How has the Obama USDA responded to Judge White’s rebuke? By repeatedly defying it, most recently in February, when the agency moved to allow farmers to plant the engineered seeds even though the impact study has yet to be completed. Its rationale for violating the court order will raise an eyebrow of anyone who read Gary Taubes’ recent New York Times Magazine piece teasing out the health hazards of the American sweet tooth: the USDA feared that the GMO sugar beet ban would cause sweetener prices to rise. Thus the USDA places the food industry’s right to cheap sweetener for its junk food over the dictates of a federal court.

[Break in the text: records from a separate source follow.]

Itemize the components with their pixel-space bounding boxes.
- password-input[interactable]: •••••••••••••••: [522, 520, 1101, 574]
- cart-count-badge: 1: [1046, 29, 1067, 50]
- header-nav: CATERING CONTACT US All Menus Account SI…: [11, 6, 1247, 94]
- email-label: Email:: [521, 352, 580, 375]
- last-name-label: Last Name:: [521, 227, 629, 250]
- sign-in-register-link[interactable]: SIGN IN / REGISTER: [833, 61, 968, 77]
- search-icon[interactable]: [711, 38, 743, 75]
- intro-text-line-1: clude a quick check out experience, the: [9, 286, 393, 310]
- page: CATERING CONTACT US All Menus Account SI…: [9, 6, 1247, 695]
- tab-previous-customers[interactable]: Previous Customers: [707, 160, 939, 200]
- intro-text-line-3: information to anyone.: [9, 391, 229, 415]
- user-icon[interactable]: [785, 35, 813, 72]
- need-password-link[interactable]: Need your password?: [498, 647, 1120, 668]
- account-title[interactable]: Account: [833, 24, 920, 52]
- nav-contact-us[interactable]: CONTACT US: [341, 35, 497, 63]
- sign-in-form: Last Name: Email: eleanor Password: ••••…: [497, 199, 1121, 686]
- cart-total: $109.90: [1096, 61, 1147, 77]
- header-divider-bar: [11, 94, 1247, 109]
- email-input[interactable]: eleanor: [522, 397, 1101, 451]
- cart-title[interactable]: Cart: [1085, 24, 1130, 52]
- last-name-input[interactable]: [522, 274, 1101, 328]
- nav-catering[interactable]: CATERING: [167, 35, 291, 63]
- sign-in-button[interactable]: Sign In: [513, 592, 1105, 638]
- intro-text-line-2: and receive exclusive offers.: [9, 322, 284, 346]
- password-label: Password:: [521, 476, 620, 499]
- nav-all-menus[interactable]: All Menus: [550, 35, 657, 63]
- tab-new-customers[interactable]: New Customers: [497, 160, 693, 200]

In early April, the USDA made what I’m reading as a second response to Judge White, this one even more craven. To satisfy the legal system’s pesky demand for environmental impact studies of novel GMO crops, the USDA has settled upon a brilliant solution: let the GMO industry conduct its own environmental impact studies, or pay other researchers to. The USDA announced the program in the Federal Register for April 7, 2011 [PDF].

I’m sure that’ll work out just fine. It always does.

One thought on “Big Sugar wins over GMO safety

  1. The World Trade Organization has made a preliminary ruling that European Union restrictions on genetically engineered crops violate international trade rules. The United States, Canada, and Argentina together grow 80 percent of all biotech crops sold commercially, by which the EU regulates such crops. The countries argued that the EU’s regulatory process was far too slow and its standards were unreasonable given that the overwhelming body of scientific evidence finds the crops safe.